To replicate the original behaviour of adaptivegrain, a wrapper is provided in kagefunc. It behaves exactly like the original implementation (except for the performance, which is about 3x faster on my machine).

Parameters

clip: vapoursynth.VideoNode

the input clip to generate a mask for.

luma_scaling: float = 10.0

the luma_scaling factor as described in the blog post. Lower values will make the mask brighter overall.

Build instructions

If you’re on Arch Linux, there’s an AUR package for this plugin. Otherwise you’ll have to build and install the package manually.

cargo build --release

That’s it. This is Rust, after all. No idea what the minimum version is, but it works with stable rust 1.41. That’s all I know.
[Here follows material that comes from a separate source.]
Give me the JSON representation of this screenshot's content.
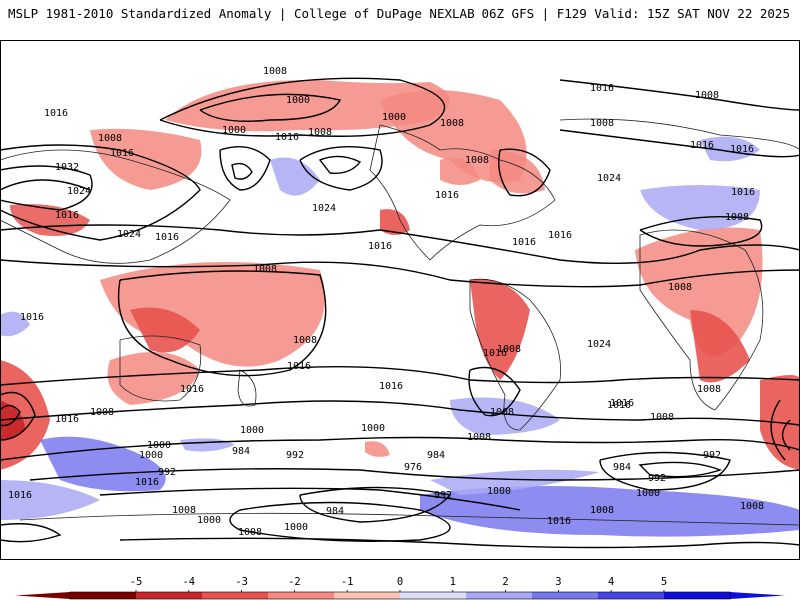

Binaries for Windows and Linux are in the release tab.

FAQ

What’s the no-fma dll? Which one do I need?

There are two Windows builds of the plugin, one for CPUs that support FMA instructions and one for those that don’t.
If your CPU is a Haswell (for Intel) or Piledriver (for AMD) or newer, you can use the regular version (which is about 20% faster). Otherwise, grab no-fma.
The Linux build uses fma instructions. I trust that if you’re a Linux user on older hardware, you know how to compile your own binaries.

Why do I have to call std.PlaneStats() manually?

Because I didn’t want to reimplement it. kagefunc.adaptive_grain(clip, show_mask=True) does that for you and then just returns the mask. Because I was too dumb to realize this exists. I’ll fix that at some point.™

Why doesn’t this also add grain?

I was going to do that originally, but I didn’t want to reimplement grain when we already have a working grain filter.